Ödemli ekstremite kontrendike değilse kalp seviyesinden yüksekte tutulur.
Ödemli cilt, travmadan korunur. Akciğer sesleri ile ilgili veriler
değerlendirilir, Boyun venlerinde dolgunluk ve asit değerlendirilir, Hekim
istemine göre vücut ısısı, nabız, kan basıncı ve CVP takibi yapılır.
38. Sıvı ve Elektrolit Dengesini düzenleyen
Sistemler
■ Endokrin Sistem: Antidiüretik hormon (ADH), aldosteron, tiroid hormonu,
paratiroid hormonu, ve diüretik hormonlar sıvı elektrolit dengesine ve bu
dengenin sürdürülmesine etkilidir.
Antidiüretik hormon (ADH):
Hipofiz arka lobundan salgılanır. Böbreğin distal tüpleri ve kollektör kanallarına
etki ederek suyun reabsorbsiyonuna (emilimine)neden olur.
39. ADH Salgılanmasını Uyaran Durumlar
Hücre dışı sıvıların ozmolaritesinin artmasına neden olan su kaybı,
Kan volümünün azalması,
Morfin sülfat,
Ağrı,
Barbitüratlar,
Anestetikler,
Stres,
Cerrahi travma, kaza ile olan travma
40. ADH Yapımını Baskılayan Durumlar
Ekstra selüler sıvıların hipoozmolaritesi veya sıvı miktarının artması,
Kan volümünün artması,
Soğuk,
Karbondiyoksit inhalasyonu,
Kısa sürede fazla alkol alınması,
Diüretikler.
Bu durumlarda idrar miktarında artma olur.
41. Aldosteron
■ Adrenal korteksten salgılanır.
■ Böbreklerden sodyumu(Na) reabsorbe eder. Sodyum suyu tuttuğu için
aldosteronun antidiüretik etkisi vardır.Bedende sodyumun azalması ve
ekstraselüler sıvıda potasyumun (K) artması aldosteron salgısını
uyarır.Sodyum reabsorbe edilerek kan ve ekstraselüler sıvı volümü
düzenlenir.Tersine beden sıvılarında sodyumun artması yada potasyumun
azalması aldosteron salgısını baskılar.
42.
43. Tiroid, paratiroid ve diüretik hormonlar
■ Tiroid ve diüretik hormonlar normal diürez için gereklidir.Tiroid
hormonunun açığa çıkması böbreğe olan kan akımını artırarak glomeruler
filtrasyonu artırır. Böylece kişi daha fazla idrara çıkar.Diüretik hormon
hipofiz ön lobundan salgılanır ve idrar miktarını direkt olarak artırır.

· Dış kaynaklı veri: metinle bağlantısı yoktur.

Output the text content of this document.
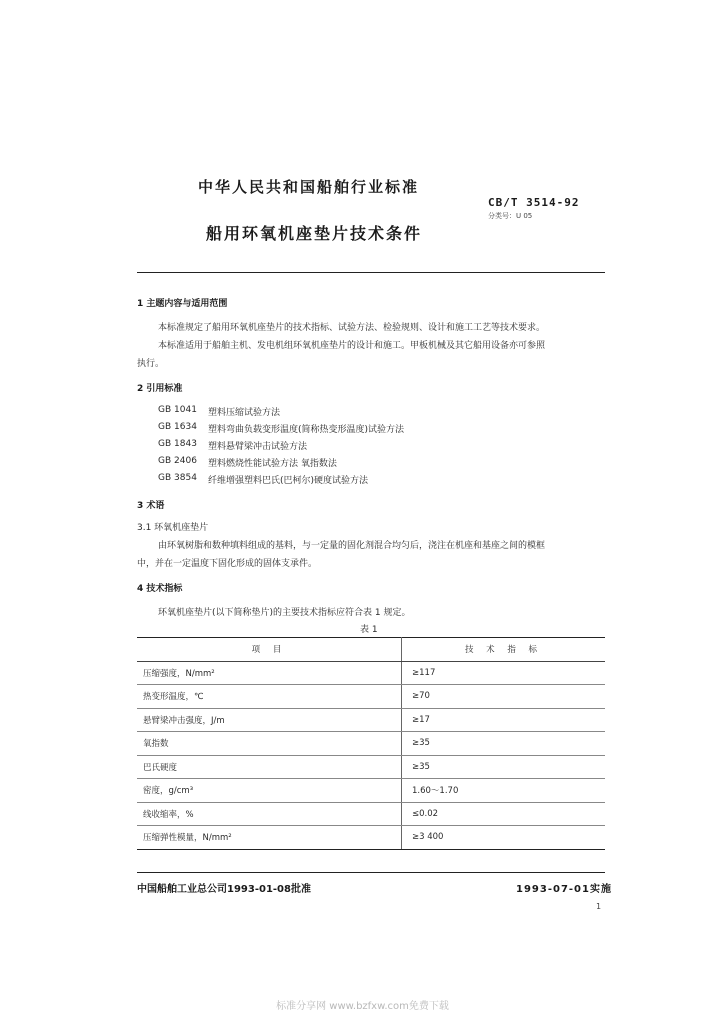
中华人民共和国船舶行业标准
CB/T 3514-92
分类号：U 05
船用环氧机座垫片技术条件
1 主题内容与适用范围
本标准规定了船用环氧机座垫片的技术指标、试验方法、检验规则、设计和施工工艺等技术要求。
本标准适用于船舶主机、发电机组环氧机座垫片的设计和施工。甲板机械及其它船用设备亦可参照
执行。
2 引用标准
GB 1041 塑料压缩试验方法
GB 1634 塑料弯曲负载变形温度(简称热变形温度)试验方法
GB 1843 塑料悬臂梁冲击试验方法
GB 2406 塑料燃烧性能试验方法 氧指数法
GB 3854 纤维增强塑料巴氏(巴柯尔)硬度试验方法
3 术语
3.1 环氧机座垫片
由环氧树脂和数种填料组成的基料，与一定量的固化剂混合均匀后，浇注在机座和基座之间的模框
中，并在一定温度下固化形成的固体支承件。
4 技术指标
环氧机座垫片(以下简称垫片)的主要技术指标应符合表 1 规定。
表 1
项 目	技 术 指 标
压缩强度，N/mm²	≥117
热变形温度，℃	≥70
悬臂梁冲击强度，J/m	≥17
氧指数	≥35
巴氏硬度	≥35
密度，g/cm³	1.60～1.70
线收缩率，%	≤0.02
压缩弹性模量，N/mm²	≥3 400
中国船舶工业总公司1993-01-08批准	1993-07-01实施
1
标准分享网 www.bzfxw.com免费下载
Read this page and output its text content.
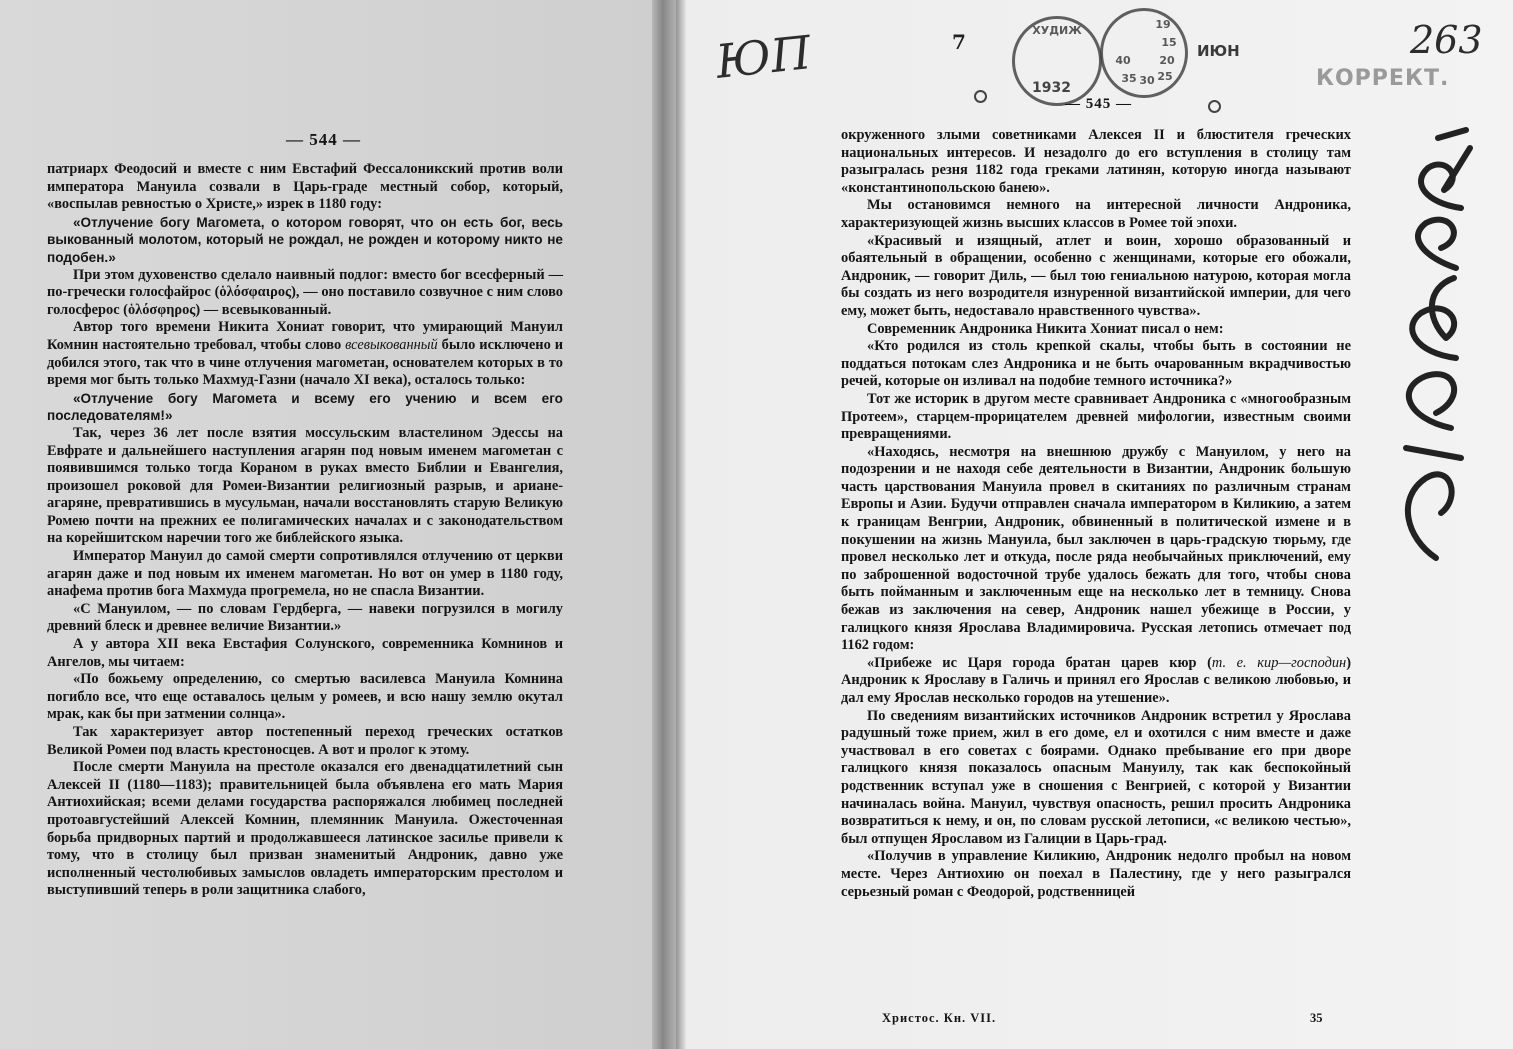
— 544 —

патриарх Феодосий и вместе с ним Евстафий Фессалоникский против воли императора Мануила созвали в Царь-граде местный собор, который, «воспылав ревностью о Христе,» изрек в 1180 году:

«Отлучение богу Магомета, о котором говорят, что он есть бог, весь выкованный молотом, который не рождал, не рожден и которому никто не подобен.»

При этом духовенство сделало наивный подлог: вместо бог всесферный — по-гречески голосфайрос (ὁλόσφαιρος), — оно поставило созвучное с ним слово голосферос (ὁλόσφηρος) — всевыкованный.

Автор того времени Никита Хониат говорит, что умирающий Мануил Комнин настоятельно требовал, чтобы слово всевыкованный было исключено и добился этого, так что в чине отлучения магометан, основателем которых в то время мог быть только Махмуд-Газни (начало XI века), осталось только:

«Отлучение богу Магомета и всему его учению и всем его последователям!»

Так, через 36 лет после взятия моссульским властелином Эдессы на Евфрате и дальнейшего наступления агарян под новым именем магометан с появившимся только тогда Кораном в руках вместо Библии и Евангелия, произошел роковой для Ромеи-Византии религиозный разрыв, и ариане-агаряне, превратившись в мусульман, начали восстановлять старую Великую Ромею почти на прежних ее полигамических началах и с законодательством на корейшитском наречии того же библейского языка.

Император Мануил до самой смерти сопротивлялся отлучению от церкви агарян даже и под новым их именем магометан. Но вот он умер в 1180 году, анафема против бога Махмуда прогремела, но не спасла Византии.

«С Мануилом, — по словам Гердберга, — навеки погрузился в могилу древний блеск и древнее величие Византии.»

А у автора XII века Евстафия Солунского, современника Комнинов и Ангелов, мы читаем:

«По божьему определению, со смертью василевса Мануила Комнина погибло все, что еще оставалось целым у ромеев, и всю нашу землю окутал мрак, как бы при затмении солнца».

Так характеризует автор постепенный переход греческих остатков Великой Ромеи под власть крестоносцев. А вот и пролог к этому.

После смерти Мануила на престоле оказался его двенадцатилетний сын Алексей II (1180—1183); правительницей была объявлена его мать Мария Антиохийская; всеми делами государства распоряжался любимец последней протоавгустейший Алексей Комнин, племянник Мануила. Ожесточенная борьба придворных партий и продолжавшееся латинское засилье привели к тому, что в столицу был призван знаменитый Андроник, давно уже исполненный честолюбивых замыслов овладеть императорским престолом и выступивший теперь в роли защитника слабого,

ЮП	7	ХУДИЖ	19
15
20
40
35 30 25
1932
ИЮН
КОРРЕКТ.
263
— 545 —

окруженного злыми советниками Алексея II и блюстителя греческих национальных интересов. И незадолго до его вступления в столицу там разыгралась резня 1182 года греками латинян, которую иногда называют «константинопольскою банею».

Мы остановимся немного на интересной личности Андроника, характеризующей жизнь высших классов в Ромее той эпохи.

«Красивый и изящный, атлет и воин, хорошо образованный и обаятельный в обращении, особенно с женщинами, которые его обожали, Андроник, — говорит Диль, — был тою гениальною натурою, которая могла бы создать из него возродителя изнуренной византийской империи, для чего ему, может быть, недоставало нравственного чувства».

Современник Андроника Никита Хониат писал о нем:

«Кто родился из столь крепкой скалы, чтобы быть в состоянии не поддаться потокам слез Андроника и не быть очарованным вкрадчивостью речей, которые он изливал на подобие темного источника?»

Тот же историк в другом месте сравнивает Андроника с «многообразным Протеем», старцем-прорицателем древней мифологии, известным своими превращениями.

«Находясь, несмотря на внешнюю дружбу с Мануилом, у него на подозрении и не находя себе деятельности в Византии, Андроник большую часть царствования Мануила провел в скитаниях по различным странам Европы и Азии. Будучи отправлен сначала императором в Киликию, а затем к границам Венгрии, Андроник, обвиненный в политической измене и в покушении на жизнь Мануила, был заключен в царь-градскую тюрьму, где провел несколько лет и откуда, после ряда необычайных приключений, ему по заброшенной водосточной трубе удалось бежать для того, чтобы снова быть пойманным и заключенным еще на несколько лет в темницу. Снова бежав из заключения на север, Андроник нашел убежище в России, у галицкого князя Ярослава Владимировича. Русская летопись отмечает под 1162 годом:

«Прибеже ис Царя города братан царев кюр (т. е. кир—господин) Андроник к Ярославу в Галичь и принял его Ярослав с великою любовью, и дал ему Ярослав несколько городов на утешение».

По сведениям византийских источников Андроник встретил у Ярослава радушный тоже прием, жил в его доме, ел и охотился с ним вместе и даже участвовал в его советах с боярами. Однако пребывание его при дворе галицкого князя показалось опасным Мануилу, так как беспокойный родственник вступал уже в сношения с Венгрией, с которой у Византии начиналась война. Мануил, чувствуя опасность, решил просить Андроника возвратиться к нему, и он, по словам русской летописи, «с великою честью», был отпущен Ярославом из Галиции в Царь-град.

«Получив в управление Киликию, Андроник недолго пробыл на новом месте. Через Антиохию он поехал в Палестину, где у него разыгрался серьезный роман с Феодорой, родственницей

Христос. Кн. VII.	35
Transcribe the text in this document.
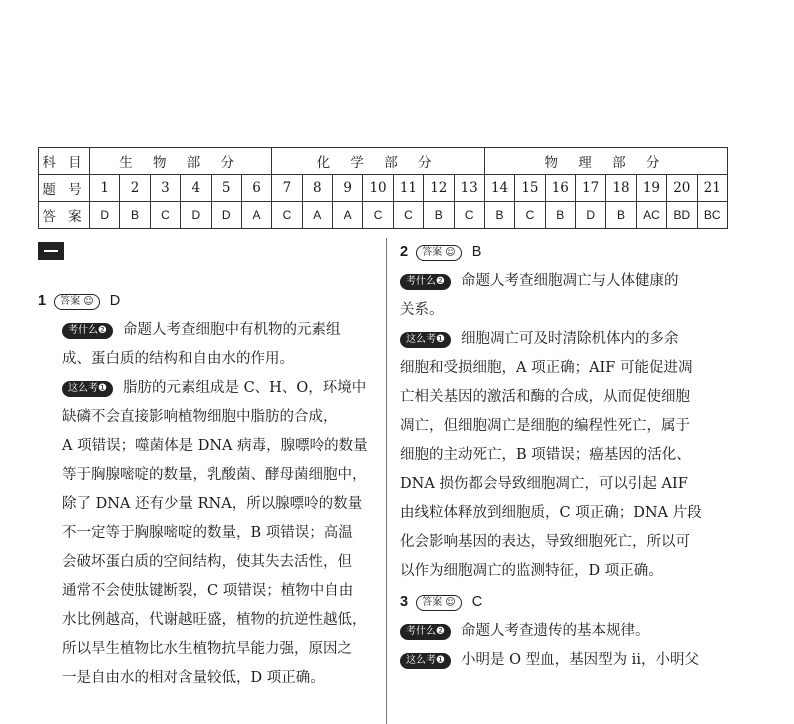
科 目	生 物 部 分						化 学 部 分							物 理 部 分							
题 号	1	2	3	4	5	6	7	8	9	10	11	12	13	14	15	16	17	18	19	20	21
答 案	D	B	C	D	D	A	C	A	A	C	C	B	C	B	C	B	D	B	AC	BD	BC

1 答案 ☺ D

考什么❷ 命题人考查细胞中有机物的元素组

成、蛋白质的结构和自由水的作用。

这么考❶ 脂肪的元素组成是 C、H、O，环境中

缺磷不会直接影响植物细胞中脂肪的合成，

A 项错误；噬菌体是 DNA 病毒，腺嘌呤的数量

等于胸腺嘧啶的数量，乳酸菌、酵母菌细胞中，

除了 DNA 还有少量 RNA，所以腺嘌呤的数量

不一定等于胸腺嘧啶的数量，B 项错误；高温

会破坏蛋白质的空间结构，使其失去活性，但

通常不会使肽键断裂，C 项错误；植物中自由

水比例越高，代谢越旺盛，植物的抗逆性越低，

所以旱生植物比水生植物抗旱能力强，原因之

一是自由水的相对含量较低，D 项正确。

2 答案 ☺ B

考什么❷ 命题人考查细胞凋亡与人体健康的

关系。

这么考❶ 细胞凋亡可及时清除机体内的多余

细胞和受损细胞，A 项正确；AIF 可能促进凋

亡相关基因的激活和酶的合成，从而促使细胞

凋亡，但细胞凋亡是细胞的编程性死亡，属于

细胞的主动死亡，B 项错误；癌基因的活化、

DNA 损伤都会导致细胞凋亡，可以引起 AIF

由线粒体释放到细胞质，C 项正确；DNA 片段

化会影响基因的表达，导致细胞死亡，所以可

以作为细胞凋亡的监测特征，D 项正确。

3 答案 ☺ C

考什么❷ 命题人考查遗传的基本规律。

这么考❶ 小明是 O 型血，基因型为 ii，小明父
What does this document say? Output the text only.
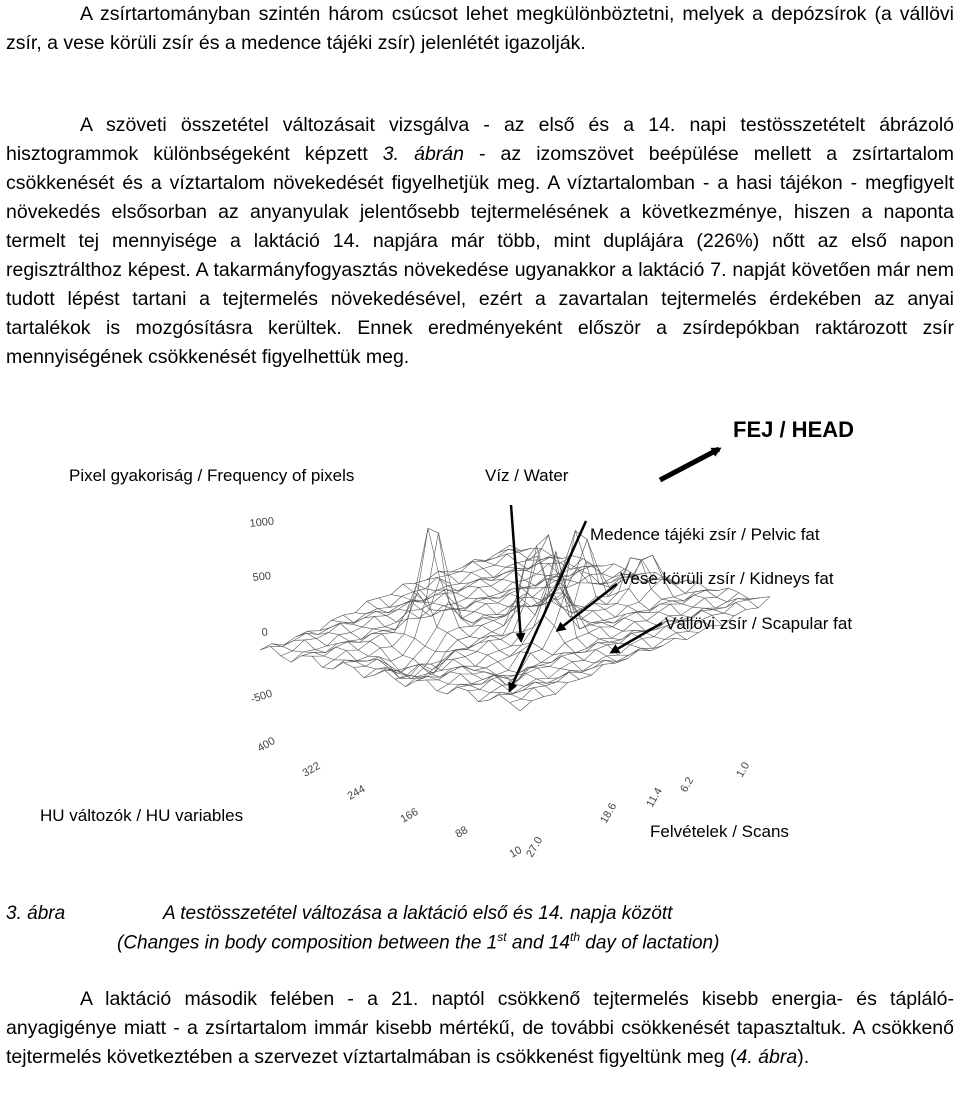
A zsírtartományban szintén három csúcsot lehet megkülönböztetni, melyek a depózsírok (a vállövi zsír, a vese körüli zsír és a medence tájéki zsír) jelenlétét igazolják.
A szöveti összetétel változásait vizsgálva - az első és a 14. napi testösszetételt ábrázoló hisztogrammok különbségeként képzett 3. ábrán - az izomszövet beépülése mellett a zsírtartalom csökkenését és a víztartalom növekedését figyelhetjük meg. A víztartalomban - a hasi tájékon - megfigyelt növekedés elsősorban az anyanyulak jelentősebb tejtermelésének a következménye, hiszen a naponta termelt tej mennyisége a laktáció 14. napjára már több, mint duplájára (226%) nőtt az első napon regisztrálthoz képest. A takarmányfogyasztás növekedése ugyanakkor a laktáció 7. napját követően már nem tudott lépést tartani a tejtermelés növekedésével, ezért a zavartalan tejtermelés érdekében az anyai tartalékok is mozgósításra kerültek. Ennek eredményeként először a zsírdepókban raktározott zsír mennyiségének csökkenését figyelhettük meg.
1000
500
0
-500
400
322
244
166
88
10 27.0
18.6
11.4
6.2
1.0
FEJ / HEAD
Pixel gyakoriság / Frequency of pixels	Víz / Water
Medence tájéki zsír / Pelvic fat
Vese körüli zsír / Kidneys fat
Vállövi zsír / Scapular fat
HU változók / HU variables
Felvételek / Scans
3. ábra	A testösszetétel változása a laktáció első és 14. napja között
(Changes in body composition between the 1st and 14th day of lactation)
A laktáció második felében - a 21. naptól csökkenő tejtermelés kisebb energia- és táplálóanyagigénye miatt - a zsírtartalom immár kisebb mértékű, de további csökkenését tapasztaltuk. A csökkenő tejtermelés következtében a szervezet víztartalmában is csökkenést figyeltünk meg (4. ábra).
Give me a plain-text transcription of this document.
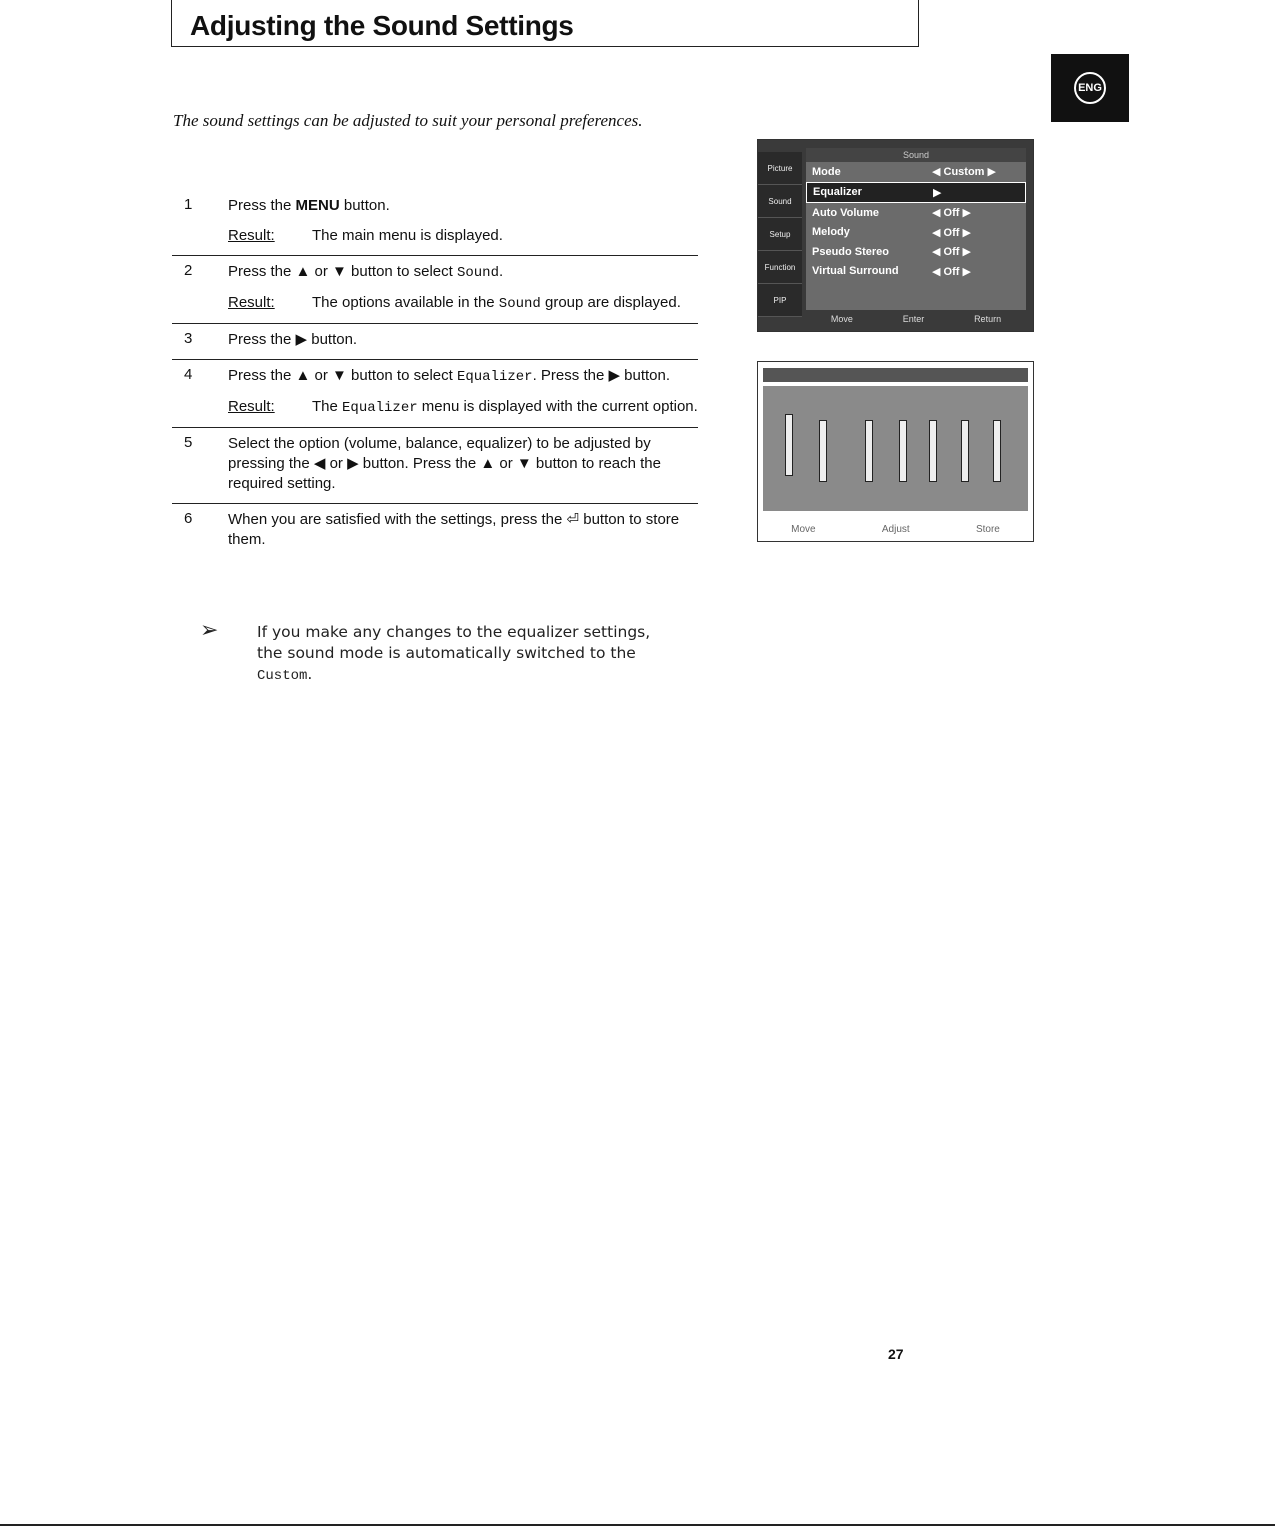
Adjusting the Sound Settings
ENG
The sound settings can be adjusted to suit your personal preferences.
1 Press the MENU button.
Result:	The main menu is displayed.
2 Press the ▲ or ▼ button to select Sound.
Result:	The options available in the Sound group are displayed.
3 Press the ▶ button.
4 Press the ▲ or ▼ button to select Equalizer. Press the ▶ button.
Result:	The Equalizer menu is displayed with the current option.
5 Select the option (volume, balance, equalizer) to be adjusted by pressing the ◀ or ▶ button. Press the ▲ or ▼ button to reach the required setting.
6 When you are satisfied with the settings, press the ⏎ button to store them.
➢ If you make any changes to the equalizer settings, the sound mode is automatically switched to the Custom.
Picture
Sound
Setup
Function
PIP
Sound
Mode	◀ Custom ▶
Equalizer	▶
Auto Volume	◀ Off ▶
Melody	◀ Off ▶
Pseudo Stereo	◀ Off ▶
Virtual Surround	◀ Off ▶
Move	Enter	Return
Move	Adjust	Store
27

■ Paratiroid hormon(parat hormon) ise beden sıvılarındak kalsiyum ve
fosfor iyon konsantrasyonu ile ilgilidir.Parat hormon böbreklere,kemiklere
ve GIS e etki ederek kalsiyum emilimini ve fosfor atılımını artırır.Bu nedenle
parat hormon dengesizliği kalsiyum ve fosforda şiddetli dengesizliklere yol
açar.
44. Gastrointestinal Sistem (GIS)
Besinlerle alınan sıvılar GIS yoluyla absorbe olur.Bunun yanı sıra alınan sıvıların
ancak 100 ml’si feçesle atılır.GIS mukozasından sıvı ve elektrolitler her iki
doğrultuda hızla taşınabilir. Bazı otoritelere göre her 90 dakikada bir kanın
plazma hacmine eşit miktarda sıvı (70 kg bir erkek için 3000 ml) intestinal
mukozadan geçer. Bu nedenle intestinal mukozada oluşabilecek her hangi bir
olumsuz etken sıvı ve elektolit dengesizliğine yol açar. Örneğin: İleus ve
diyare
45. Renal Sistem
Suyun, sodyumun ve Hidrojen iyonunun düzenlenmesinde temel sorumluluğu
taşır.
Böbreğin görevleri:
- Kanın artık maddelerden temizlenmesi
- İdrar oluşturmak
-Sıvı-elektrolit ve asit-baz dengesini sağlamaktır
46. Böbrekler nefronlardan oluşur.Her nefron ise; glomerul, bowman
kapsülü,proksimaltüp, henle kulpu,distal tüp, kollektör kanal, aferent damar,
eferent damar ve kapiller ağdan oluşur.
Proksimal tüpte: suyun %85’i, Nacl ve bazı elektrolitler, glukoz, kreatin, amino
asitler, C vit. Ve laktoz reabsorbe edilir. Buna zorunlu reabsorbsiyon denir.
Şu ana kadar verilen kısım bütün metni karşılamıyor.